La disparition
Les semaines passèrent, et Dario eut tellement de travail que le mois suivant, il ne put même pas rentrer voir sa famille. Tous les élèves de la classe commençaient à fatiguer, mais les professeurs semblaient prendre un malin plaisir à leur donner toujours plus de travail. Parfois, des disputes éclataient, et Dario prenait bien garde à ne pas s'en mêler. Il faisait de son mieux pour rendre ses devoirs à temps, et sacrifiait quelques heures de sommeil pour prendre soin de ses Pokémon dans le parc de l'école. Jusqu'au jour de l'événement tragique.
Dario avait, ce jour-là, réussi à se concentrer malgré la fatigue et la maigre nuit de sommeil qu'il avait passée la veille. Mais au moment où le professeur allait finir de démontrer son analyse qu'il avait mis deux heures à mettre en place, le directeur de l'école – un homme grand et large au crâne chauve – entra dans la salle de classe. Tout le monde se tut et le regarda sans broncher.

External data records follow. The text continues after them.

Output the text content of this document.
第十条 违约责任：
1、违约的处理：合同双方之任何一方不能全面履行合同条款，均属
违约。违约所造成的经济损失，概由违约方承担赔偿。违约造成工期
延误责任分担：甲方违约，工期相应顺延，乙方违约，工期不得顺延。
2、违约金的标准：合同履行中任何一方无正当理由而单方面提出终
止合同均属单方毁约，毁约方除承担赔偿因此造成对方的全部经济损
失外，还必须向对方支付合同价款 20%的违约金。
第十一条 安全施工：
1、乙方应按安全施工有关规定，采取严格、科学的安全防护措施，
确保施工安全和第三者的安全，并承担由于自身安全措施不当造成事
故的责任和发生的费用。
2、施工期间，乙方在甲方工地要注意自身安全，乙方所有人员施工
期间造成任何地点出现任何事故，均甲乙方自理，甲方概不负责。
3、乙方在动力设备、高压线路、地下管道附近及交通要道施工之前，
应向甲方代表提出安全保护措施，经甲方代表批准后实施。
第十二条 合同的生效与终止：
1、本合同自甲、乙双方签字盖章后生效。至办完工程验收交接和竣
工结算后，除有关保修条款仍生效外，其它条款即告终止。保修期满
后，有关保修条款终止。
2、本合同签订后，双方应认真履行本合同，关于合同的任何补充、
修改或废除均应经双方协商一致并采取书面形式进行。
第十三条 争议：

-Dario, j'aimerais que tu viennes avec moi s'il-te-plaît.
Tous les regards se tournèrent vers lui et Dario, n'y prenant pas garde, se leva.
-Dois-je rassembler mes affaires ?
-Oui.
Le directeur avait une voix grave et un ton dur. Dario fourra ses affaires dans son sac et le suivit dans le couloir, légèrement inquiet tout en faisant attention de ne pas le montrer. Avait-il écrit quelque chose de ridicule dans une de ses copies qui allait lui valoir une punition ? Un de ses Pokémon avait-il commis une bêtise en son absence ? Que pouvait-on bien lui reprocher au point de lui faire louper les cours ? Connaissant la réputation de l'établissement dans lequel il s'était inscrit, Dario pensa au fait qu'on allait peut-être lui faire subir des tests de pression ou physique. C'était peut-être pour cela qu'on les fatiguait énormément en ce moment. Pour voir ce dont ils étaient capables face à la fatigue. Alors Dario suivait le directeur d'un pas fier tout en continuant de réfléchir. Finalement, le grand homme lui ouvrit la porte de son bureau et le fit asseoir dans la pièce. Un Flamiaou était assis en boule sur le rebord de la fenêtre et faisait sa toilette.
-Dario, ce que j'ai à t'annoncer, j'aurais aimé ne jamais avoir à le faire. Mais sache que je ne te demanderais qu'une seule chose : suivre mes ordres.
-Je le ferai, répondit Dario, le regard fier, prêt à tout faire pour réussir l'épreuve que le directeur allait sûrement lui faire passer.
-Tes parents ont appelé ce matin. Ta sœur a disparu.
Dario perdit toute contenance et ouvrit légèrement la bouche.
-Une enquête va avoir lieu, ajouta le directeur, et les élèves de l'école vont y prendre part. Mais je te demande de ne pas t'en mêler.
-Mais, sauf votre respect monsieur, je...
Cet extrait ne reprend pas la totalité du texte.